Review: Ken Burns’ and Geoffrey Ward’s ‘The Roosevelts’
It would be hard to name three people who had more of an impact on their time than this trio had on the 20th century: Theodore Roosevelt, Franklin Delano Roosevelt, and Eleanor Roosevelt. The two men occupied the White House for 19 of the first 45 years of the “American Century,” as Henry Luce dubbed it, and Eleanor Roosevelt was arguably the most famous woman on earth for her globe-trotting good works until her death, 17 years after her husband’s, in 1962.
And they were blood relatives, to boot. The men, who were fifth cousins, turned the American presidency upside down, transforming it into a “Bully Pulpit” and the “Imperial Presidency” it largely remains today. When big things needed doing, these two men in the White House led the way, whether it was digging the Panama Canal and fighting monopolistic trusts or establishing much of today’s federal safety net and leading the nation to victory in World War II.

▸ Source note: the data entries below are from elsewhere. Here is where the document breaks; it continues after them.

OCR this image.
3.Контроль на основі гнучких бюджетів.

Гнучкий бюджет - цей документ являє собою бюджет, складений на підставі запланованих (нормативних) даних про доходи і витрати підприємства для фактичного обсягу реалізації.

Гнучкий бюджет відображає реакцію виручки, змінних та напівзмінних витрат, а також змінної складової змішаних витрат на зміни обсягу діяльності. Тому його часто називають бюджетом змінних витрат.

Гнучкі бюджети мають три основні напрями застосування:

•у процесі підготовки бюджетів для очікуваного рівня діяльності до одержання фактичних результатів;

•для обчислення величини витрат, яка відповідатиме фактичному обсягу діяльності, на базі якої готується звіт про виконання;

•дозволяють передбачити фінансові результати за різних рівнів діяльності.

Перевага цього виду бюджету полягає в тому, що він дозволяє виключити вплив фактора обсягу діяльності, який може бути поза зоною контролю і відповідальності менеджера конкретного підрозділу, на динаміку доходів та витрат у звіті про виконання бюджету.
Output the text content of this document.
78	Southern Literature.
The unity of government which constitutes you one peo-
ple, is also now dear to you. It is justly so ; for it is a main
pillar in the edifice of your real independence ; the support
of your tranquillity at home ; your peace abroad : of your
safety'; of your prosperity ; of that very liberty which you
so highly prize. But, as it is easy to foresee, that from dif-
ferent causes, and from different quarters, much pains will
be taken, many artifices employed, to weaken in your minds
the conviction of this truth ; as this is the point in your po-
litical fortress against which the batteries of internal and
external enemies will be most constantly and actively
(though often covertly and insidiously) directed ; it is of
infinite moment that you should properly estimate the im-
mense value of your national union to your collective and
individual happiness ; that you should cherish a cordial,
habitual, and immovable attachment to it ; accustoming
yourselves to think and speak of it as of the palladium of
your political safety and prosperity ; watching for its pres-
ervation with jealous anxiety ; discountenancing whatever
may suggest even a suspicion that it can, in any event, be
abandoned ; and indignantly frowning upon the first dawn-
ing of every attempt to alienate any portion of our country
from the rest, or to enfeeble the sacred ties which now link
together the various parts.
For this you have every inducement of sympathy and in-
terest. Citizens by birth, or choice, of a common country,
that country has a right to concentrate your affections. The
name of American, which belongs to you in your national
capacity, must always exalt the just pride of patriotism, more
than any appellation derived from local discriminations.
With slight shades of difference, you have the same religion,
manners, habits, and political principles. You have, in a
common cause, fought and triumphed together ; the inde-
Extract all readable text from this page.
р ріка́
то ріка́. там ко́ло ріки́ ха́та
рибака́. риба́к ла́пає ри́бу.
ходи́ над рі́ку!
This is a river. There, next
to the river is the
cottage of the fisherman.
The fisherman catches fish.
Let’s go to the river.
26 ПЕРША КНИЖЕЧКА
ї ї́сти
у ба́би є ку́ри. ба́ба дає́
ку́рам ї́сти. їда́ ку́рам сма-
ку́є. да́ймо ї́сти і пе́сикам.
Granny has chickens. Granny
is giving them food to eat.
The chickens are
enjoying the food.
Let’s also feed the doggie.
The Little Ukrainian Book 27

Teddy and Franklin, and Eleanor as well, talked directly to the American people by cultivating the press as none of their predecessors had – and in Eleanor’s case as none have since. Teddy adamantly believed (he did everything adamantly) that the American president should be dominant over the U.S. Congress because he alone was elected by all of the American people – as opposed to those nattering provincials on Capitol Hill.